Tahun Baru Imlek ini, sebuah prakarsa yang menjanjikan menyatukan petani, restoran, dan toko lokal dengan cara yang mempromosikan kualitas, keadilan, dan kolaborasi. Pada dasarnya, sekelompok petani lokal bergabung dan mulai menanam lobak pada bulan November, dengan tujuan agar hasil bumi segar mereka siap untuk perayaan Tahun Baru. Salah satu bagian dari upaya yang serempak dan kolaboratif ini adalah memasok langsung restoran, yang pada gilirannya menyiapkan kue lobak untuk musim bulan. Kue tersebut kemudian mencapai toko-toko lokal yang bertanggung jawab untuk mempromosikan dan menjual produk akhir. Upaya tersebut berhasil: putaran pertama kue yang dipesan sebelumnya dengan cepat terjual.

Sayuran dari pertanian lokal di Sai Kung. Foto: John Glenis.

Proyek ini menunjukkan kemungkinan bagi Hong Kong kecil untuk tidak terlalu bergantung pada makanan impor. Mengingat statistik pemerintah, yang menurutnya 90 persen dari semua makanan diimpor, itu benar-benar berarti. Angka pemerintah yang sama menunjukkan ketergantungan yang mengejutkan pada tanah pertanian China: 94 persen daging babi segar, 100 persen daging sapi segar, 92 persen sayuran, dan 66 persen telur di Hong Kong berasal dari daratan.

Terlepas dari asalnya, dapat dikatakan bahwa ketergantungan yang berlebihan pada makanan “dari luar” membutuhkan biaya. Solusinya bukanlah menghentikan impor; menurut definisi tidak mungkin bagi Hong Kong untuk menjadi mandiri, dan bagaimanapun juga keterbukaannya terhadap dunia membuat kota ini seperti sekarang. Argumennya adalah bahwa kita telah mencapai titik di mana ada baiknya mencoba mencapai semacam keseimbangan.

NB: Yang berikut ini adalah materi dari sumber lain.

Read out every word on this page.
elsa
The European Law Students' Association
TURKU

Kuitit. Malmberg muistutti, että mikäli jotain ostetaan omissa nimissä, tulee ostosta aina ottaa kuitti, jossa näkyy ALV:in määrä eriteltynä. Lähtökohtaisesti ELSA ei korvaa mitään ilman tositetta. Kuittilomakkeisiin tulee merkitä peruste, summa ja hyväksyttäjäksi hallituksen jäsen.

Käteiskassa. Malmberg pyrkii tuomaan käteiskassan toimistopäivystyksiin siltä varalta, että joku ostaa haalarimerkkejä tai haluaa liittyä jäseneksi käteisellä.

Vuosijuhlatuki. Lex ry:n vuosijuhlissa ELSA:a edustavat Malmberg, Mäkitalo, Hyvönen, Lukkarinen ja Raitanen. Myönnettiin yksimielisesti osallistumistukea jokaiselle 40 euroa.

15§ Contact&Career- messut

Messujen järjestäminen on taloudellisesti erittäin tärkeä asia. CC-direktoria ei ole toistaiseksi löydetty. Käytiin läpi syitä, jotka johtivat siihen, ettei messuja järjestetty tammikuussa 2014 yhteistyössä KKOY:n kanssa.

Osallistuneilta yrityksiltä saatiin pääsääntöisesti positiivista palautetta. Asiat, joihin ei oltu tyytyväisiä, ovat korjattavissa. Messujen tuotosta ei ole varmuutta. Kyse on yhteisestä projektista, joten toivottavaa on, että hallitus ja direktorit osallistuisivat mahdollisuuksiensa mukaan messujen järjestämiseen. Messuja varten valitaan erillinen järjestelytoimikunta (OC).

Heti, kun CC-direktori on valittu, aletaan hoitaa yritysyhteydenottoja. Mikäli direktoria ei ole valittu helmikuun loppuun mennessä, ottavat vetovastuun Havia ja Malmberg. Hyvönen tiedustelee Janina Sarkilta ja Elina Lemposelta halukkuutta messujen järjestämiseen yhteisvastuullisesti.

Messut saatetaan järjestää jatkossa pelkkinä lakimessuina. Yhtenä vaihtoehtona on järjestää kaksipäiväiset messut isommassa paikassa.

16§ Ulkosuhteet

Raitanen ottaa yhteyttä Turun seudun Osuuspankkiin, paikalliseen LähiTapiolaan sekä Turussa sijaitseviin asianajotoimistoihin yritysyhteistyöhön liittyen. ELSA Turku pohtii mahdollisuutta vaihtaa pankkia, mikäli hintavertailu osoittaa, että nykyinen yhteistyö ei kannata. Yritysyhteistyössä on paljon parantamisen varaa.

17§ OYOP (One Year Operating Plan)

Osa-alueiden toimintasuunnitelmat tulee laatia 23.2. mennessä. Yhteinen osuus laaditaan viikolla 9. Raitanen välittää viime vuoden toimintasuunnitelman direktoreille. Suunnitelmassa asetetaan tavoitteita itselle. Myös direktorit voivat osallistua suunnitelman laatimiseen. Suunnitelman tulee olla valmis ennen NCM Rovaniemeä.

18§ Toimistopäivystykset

Foto: @hkrobertgo, via Instagram.

Tidak diragukan lagi, jika menyangkut impor dari produsen besar-besaran, sulit jika bukan tidak mungkin bagi pertanian lokal untuk mempertahankan harga yang kompetitif. Di pasar basah, Anda bisa dengan mudah mendapatkan tiga keranjang sayuran yang tumbuh sangat besar seharga HK $ 10 atau lebih. Pertanyaannya, apakah sebenarnya kita membutuhkan sebanyak itu? Atau apakah kita hanya terpikat untuk membeli sesuatu yang sebenarnya tidak kita butuhkan dengan harga yang tidak dapat kita tolak?

Lebih penting lagi, kita berhutang pada diri kita sendiri untuk berpikir di mana, dalam kondisi apa dan dengan metode apa sayuran tersebut ditanam. Memilih kuantitas daripada kualitas dapat memberi kita manfaat langsung dan sangat nyata tetapi mungkin memiliki konsekuensi jangka panjang dan menjangkau jauh, baik dari segi kesehatan maupun pasar. Tidak perlu seorang ilmuwan untuk melihat bahwa makanan yang terlalu besar atau terlalu murah secara mencurigakan dapat, dalam jangka panjang, berdampak negatif pada kesehatan seseorang.